En el fondo, entendía el rechazo de mis padres hacia Santiago. Su familia, su exesposa, la familia de ella y su hija, no soportaban lo que ocurría, y Santiago elegía entre ellos y yo. Y hasta mi propia familia veía eso como algo malo, de lo que también me hacían responsable. Me veían como a un cómplice de la destrucción de esa otra familia. Mi madre me miraba y repetía que mis decisiones eran para problemas.

Cuando salí del trabajo recién amanecía, lo que me molestaba mucho. Me costaba conciliar el sueño al sentir que era de día. Esa luz hizo que fuera fácil ver a Santiago apoyado en mi auto, con su ambo y mochila al hombro, listo para ir a su trabajo, y demasiado serio para mi gusto.

Me acerqué con la misma incertidumbre de siempre, tratando de no pensar en lo peor. Cuando me vio no intentó disimular su seriedad ni me saludó, se quedó mirando el suelo mientras me apoyaba en el auto a su lado. Tampoco lo saludé, lo miré angustiado queriendo tomar su mano pero no lo hice.

—Lo de ayer salió muy mal —confesó sin mirarme.

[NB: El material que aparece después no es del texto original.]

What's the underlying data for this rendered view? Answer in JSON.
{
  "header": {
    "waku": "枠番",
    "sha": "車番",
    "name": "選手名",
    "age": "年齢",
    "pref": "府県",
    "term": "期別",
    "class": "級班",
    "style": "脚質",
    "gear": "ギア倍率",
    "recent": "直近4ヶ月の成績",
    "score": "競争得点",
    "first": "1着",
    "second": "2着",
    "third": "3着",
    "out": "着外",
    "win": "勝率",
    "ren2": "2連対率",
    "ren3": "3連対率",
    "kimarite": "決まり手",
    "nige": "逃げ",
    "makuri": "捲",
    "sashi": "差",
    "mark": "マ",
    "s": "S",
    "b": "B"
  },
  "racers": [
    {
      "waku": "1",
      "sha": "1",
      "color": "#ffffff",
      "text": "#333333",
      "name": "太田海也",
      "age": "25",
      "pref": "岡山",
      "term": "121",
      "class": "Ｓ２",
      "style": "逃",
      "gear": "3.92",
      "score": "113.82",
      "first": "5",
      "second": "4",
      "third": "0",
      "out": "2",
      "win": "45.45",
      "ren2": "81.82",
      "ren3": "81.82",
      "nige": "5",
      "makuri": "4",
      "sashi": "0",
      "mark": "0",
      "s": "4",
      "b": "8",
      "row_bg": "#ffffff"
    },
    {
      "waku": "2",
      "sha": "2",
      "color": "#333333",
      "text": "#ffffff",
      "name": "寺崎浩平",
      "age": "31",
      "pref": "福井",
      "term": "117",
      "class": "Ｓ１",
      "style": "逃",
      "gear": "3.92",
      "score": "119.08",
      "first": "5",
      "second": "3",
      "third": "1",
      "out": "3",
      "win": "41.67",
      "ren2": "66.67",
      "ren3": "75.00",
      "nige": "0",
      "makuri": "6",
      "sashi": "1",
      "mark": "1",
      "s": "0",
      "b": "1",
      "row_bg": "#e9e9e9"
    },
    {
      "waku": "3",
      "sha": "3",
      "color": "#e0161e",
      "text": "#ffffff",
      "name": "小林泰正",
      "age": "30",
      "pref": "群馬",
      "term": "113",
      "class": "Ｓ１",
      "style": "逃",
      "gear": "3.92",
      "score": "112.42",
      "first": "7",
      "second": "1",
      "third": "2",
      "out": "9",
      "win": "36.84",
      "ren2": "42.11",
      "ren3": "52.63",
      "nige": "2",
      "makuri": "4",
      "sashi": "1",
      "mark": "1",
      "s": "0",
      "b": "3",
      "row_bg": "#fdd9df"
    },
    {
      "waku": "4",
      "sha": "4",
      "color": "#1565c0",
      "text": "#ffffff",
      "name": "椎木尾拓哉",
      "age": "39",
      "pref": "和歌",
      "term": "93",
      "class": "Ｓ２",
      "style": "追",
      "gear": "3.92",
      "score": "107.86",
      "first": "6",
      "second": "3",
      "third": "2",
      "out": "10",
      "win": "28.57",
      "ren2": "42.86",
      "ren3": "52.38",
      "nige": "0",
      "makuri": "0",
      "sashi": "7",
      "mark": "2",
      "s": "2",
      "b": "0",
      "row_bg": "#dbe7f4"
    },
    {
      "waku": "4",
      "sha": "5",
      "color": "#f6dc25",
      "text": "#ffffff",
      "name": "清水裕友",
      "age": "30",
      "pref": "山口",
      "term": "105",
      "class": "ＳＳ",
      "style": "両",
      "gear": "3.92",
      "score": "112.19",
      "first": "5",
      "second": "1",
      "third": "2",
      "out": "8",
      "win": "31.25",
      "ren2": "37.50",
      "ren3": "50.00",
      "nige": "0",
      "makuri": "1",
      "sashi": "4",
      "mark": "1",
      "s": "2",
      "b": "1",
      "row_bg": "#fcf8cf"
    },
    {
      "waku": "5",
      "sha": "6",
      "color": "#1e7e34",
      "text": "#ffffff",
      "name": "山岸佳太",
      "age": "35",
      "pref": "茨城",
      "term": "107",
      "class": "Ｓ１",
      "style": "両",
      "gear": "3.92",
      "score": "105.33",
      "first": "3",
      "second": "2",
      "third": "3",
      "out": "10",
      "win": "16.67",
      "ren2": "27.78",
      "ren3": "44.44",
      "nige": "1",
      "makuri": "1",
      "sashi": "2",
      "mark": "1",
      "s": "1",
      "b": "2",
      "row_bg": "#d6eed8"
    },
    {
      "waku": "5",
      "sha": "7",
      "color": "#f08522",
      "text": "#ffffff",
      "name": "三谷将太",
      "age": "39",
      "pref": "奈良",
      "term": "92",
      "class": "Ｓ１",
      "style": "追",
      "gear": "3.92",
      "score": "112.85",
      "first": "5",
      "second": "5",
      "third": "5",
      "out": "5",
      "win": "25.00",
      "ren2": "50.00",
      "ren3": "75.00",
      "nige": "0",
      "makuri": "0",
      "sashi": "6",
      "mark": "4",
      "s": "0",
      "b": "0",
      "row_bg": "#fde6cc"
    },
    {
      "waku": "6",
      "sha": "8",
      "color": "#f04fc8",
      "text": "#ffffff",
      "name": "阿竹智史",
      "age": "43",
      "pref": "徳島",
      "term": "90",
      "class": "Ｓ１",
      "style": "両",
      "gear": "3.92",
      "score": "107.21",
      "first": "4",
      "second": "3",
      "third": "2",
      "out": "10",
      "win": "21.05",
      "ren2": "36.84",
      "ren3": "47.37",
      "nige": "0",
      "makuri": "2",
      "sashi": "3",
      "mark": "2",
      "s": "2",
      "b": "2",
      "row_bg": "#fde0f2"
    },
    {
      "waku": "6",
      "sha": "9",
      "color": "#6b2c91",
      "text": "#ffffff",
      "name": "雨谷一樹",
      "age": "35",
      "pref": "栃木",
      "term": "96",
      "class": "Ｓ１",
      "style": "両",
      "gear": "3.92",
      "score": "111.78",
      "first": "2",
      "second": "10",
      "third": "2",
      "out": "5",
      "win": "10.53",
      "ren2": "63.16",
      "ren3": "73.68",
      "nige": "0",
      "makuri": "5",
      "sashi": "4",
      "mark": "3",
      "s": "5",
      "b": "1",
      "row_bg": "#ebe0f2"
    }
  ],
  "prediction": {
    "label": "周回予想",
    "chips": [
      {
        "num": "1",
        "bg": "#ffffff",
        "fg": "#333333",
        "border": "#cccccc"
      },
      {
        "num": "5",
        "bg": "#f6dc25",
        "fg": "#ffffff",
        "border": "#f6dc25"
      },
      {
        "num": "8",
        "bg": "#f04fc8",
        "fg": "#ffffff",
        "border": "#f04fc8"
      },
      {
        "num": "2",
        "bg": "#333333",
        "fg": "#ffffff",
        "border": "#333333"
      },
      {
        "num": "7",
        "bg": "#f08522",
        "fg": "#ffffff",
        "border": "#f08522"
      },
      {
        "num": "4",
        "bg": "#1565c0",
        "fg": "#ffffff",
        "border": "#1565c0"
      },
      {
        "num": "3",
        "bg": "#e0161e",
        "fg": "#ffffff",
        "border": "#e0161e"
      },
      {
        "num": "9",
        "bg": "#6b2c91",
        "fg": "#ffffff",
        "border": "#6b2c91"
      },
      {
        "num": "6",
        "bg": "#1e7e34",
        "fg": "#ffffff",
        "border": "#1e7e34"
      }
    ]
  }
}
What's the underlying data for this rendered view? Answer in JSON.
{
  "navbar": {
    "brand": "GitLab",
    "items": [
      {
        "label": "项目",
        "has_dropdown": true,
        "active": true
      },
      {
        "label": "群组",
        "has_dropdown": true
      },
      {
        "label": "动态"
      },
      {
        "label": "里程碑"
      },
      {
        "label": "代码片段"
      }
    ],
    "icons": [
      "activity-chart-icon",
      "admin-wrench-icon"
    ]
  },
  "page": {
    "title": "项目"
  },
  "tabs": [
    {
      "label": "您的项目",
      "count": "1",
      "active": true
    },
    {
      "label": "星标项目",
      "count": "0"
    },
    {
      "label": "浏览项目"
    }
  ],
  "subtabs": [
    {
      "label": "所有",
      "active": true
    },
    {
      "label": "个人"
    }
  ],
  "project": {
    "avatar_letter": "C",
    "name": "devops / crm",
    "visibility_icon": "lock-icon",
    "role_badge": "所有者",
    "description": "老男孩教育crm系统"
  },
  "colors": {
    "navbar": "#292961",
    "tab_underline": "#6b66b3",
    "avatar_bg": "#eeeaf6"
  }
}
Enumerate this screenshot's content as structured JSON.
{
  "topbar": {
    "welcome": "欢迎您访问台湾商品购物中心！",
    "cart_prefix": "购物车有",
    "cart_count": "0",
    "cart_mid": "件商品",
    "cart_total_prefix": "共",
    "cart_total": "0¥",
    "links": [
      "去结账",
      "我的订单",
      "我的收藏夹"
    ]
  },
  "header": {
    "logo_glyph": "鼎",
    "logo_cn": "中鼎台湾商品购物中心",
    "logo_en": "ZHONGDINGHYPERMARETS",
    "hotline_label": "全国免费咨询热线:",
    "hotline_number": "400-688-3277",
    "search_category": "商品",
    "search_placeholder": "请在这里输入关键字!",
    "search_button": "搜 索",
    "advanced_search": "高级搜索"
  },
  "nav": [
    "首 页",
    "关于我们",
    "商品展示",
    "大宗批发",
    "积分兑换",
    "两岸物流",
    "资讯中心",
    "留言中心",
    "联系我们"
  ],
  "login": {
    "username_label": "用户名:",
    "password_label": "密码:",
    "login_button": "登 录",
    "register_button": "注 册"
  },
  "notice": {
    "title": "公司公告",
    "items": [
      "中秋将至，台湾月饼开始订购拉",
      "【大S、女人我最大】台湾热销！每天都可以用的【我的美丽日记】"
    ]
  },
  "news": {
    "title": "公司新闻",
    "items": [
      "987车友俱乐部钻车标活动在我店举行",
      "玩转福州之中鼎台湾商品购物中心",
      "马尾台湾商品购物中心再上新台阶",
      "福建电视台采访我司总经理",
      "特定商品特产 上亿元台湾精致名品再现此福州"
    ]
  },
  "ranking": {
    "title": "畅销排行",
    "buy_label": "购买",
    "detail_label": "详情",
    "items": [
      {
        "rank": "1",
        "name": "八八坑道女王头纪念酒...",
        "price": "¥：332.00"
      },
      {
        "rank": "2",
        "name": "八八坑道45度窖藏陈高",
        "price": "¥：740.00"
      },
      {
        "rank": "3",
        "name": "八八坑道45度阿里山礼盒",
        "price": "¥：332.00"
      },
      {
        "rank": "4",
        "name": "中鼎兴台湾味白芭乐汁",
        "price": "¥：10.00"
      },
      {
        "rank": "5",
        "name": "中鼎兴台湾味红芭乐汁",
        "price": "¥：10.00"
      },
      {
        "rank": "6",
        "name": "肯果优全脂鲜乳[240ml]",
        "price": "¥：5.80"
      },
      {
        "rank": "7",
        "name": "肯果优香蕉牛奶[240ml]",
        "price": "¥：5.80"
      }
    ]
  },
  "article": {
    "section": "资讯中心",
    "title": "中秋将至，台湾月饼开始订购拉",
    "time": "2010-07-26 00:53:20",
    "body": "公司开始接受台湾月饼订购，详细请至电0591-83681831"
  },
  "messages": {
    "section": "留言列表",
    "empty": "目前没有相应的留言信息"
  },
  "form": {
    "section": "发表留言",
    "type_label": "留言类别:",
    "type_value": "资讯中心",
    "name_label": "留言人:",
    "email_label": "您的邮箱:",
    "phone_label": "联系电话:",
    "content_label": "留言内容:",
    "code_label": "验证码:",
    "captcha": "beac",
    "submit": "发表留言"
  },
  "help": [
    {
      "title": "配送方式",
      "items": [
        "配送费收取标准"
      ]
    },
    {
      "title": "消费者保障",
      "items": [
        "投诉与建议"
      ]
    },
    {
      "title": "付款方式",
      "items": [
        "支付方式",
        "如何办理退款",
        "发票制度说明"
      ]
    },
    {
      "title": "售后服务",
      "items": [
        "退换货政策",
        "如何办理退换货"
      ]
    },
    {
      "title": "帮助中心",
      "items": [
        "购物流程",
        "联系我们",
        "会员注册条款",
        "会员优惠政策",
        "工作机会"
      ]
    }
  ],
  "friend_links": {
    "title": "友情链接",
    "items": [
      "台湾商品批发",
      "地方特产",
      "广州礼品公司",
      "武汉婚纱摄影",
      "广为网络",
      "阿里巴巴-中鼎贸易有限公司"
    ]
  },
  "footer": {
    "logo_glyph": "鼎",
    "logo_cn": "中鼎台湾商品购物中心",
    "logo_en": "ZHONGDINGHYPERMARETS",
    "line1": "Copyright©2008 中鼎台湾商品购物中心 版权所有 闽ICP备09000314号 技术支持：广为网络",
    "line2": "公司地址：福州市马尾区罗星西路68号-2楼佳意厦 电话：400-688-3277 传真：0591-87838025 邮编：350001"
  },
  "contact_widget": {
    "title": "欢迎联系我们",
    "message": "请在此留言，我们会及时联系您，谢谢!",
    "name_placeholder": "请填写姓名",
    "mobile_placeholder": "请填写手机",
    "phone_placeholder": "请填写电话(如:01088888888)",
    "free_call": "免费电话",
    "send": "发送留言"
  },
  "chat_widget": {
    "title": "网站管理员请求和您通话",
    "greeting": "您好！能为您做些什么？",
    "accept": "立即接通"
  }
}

Ninguno dijo nada por un rato. No podía decirle que no importaba, que no se preocupara o que dejara de insistir con hacer que su hija me aceptara, porque para él significaba todo.

—¿En qué estás pensando? —me animé a preguntar.

—En que no sé cómo hacer para que Iris no se comporte así.

—No la presiones —aconsejé—. Es muy comprensible. Si no me odiara no sería normal.

Traté de sonar gracioso para aliviar la tensión y logré que Santiago me mirara; tenía una expresión llena de culpa. Me enloquecía no saber qué pensaba en ese momento, quería pedirle que me hablara y confesara que tan seguro estaba de lo que hacía, si quería rendirse o no. Preguntarle cuál era nuestra situación.

—Si te hace sentir mejor, mi familia no te quiere, dicen que eres el peor error que pude haber cometido. —Era la primera vez que él oía eso—. Tu familia no me quiere, mi familia no te quiere. Estamos a mano.

Por mucho tiempo logré evadir el tema, lo que no era difícil con él tan concentrado en sus propios problemas, y la novedad lo sorprendió. Claro que el nivel de enojo de nuestras familias no era el mismo, su caso era mucho más grave que el mío.

Nos quedamos otro rato en silencio.

—Tal vez tienen razón —dijo de repente—, que soy un error.

Volteó a verme.

—No soy un buen partido.

Me observaba como si ese fuera un pensamiento recurrente en él, buscando la confirmación del mismo. Vi su propia desesperación y reconocí su angustia, la misma que yo padecía. Temía que yo fuera quien se cansara de todo. Me dolió ver que había más cosas que lo preocupaban de lo que solía imaginar. Tomé su mano entrelazando nuestros dedos y lo besé.

—Eso lo decido yo —respondí.

Y volví a besarlo.

Enseguida sonrió, un poco avergonzado para no perder la costumbre.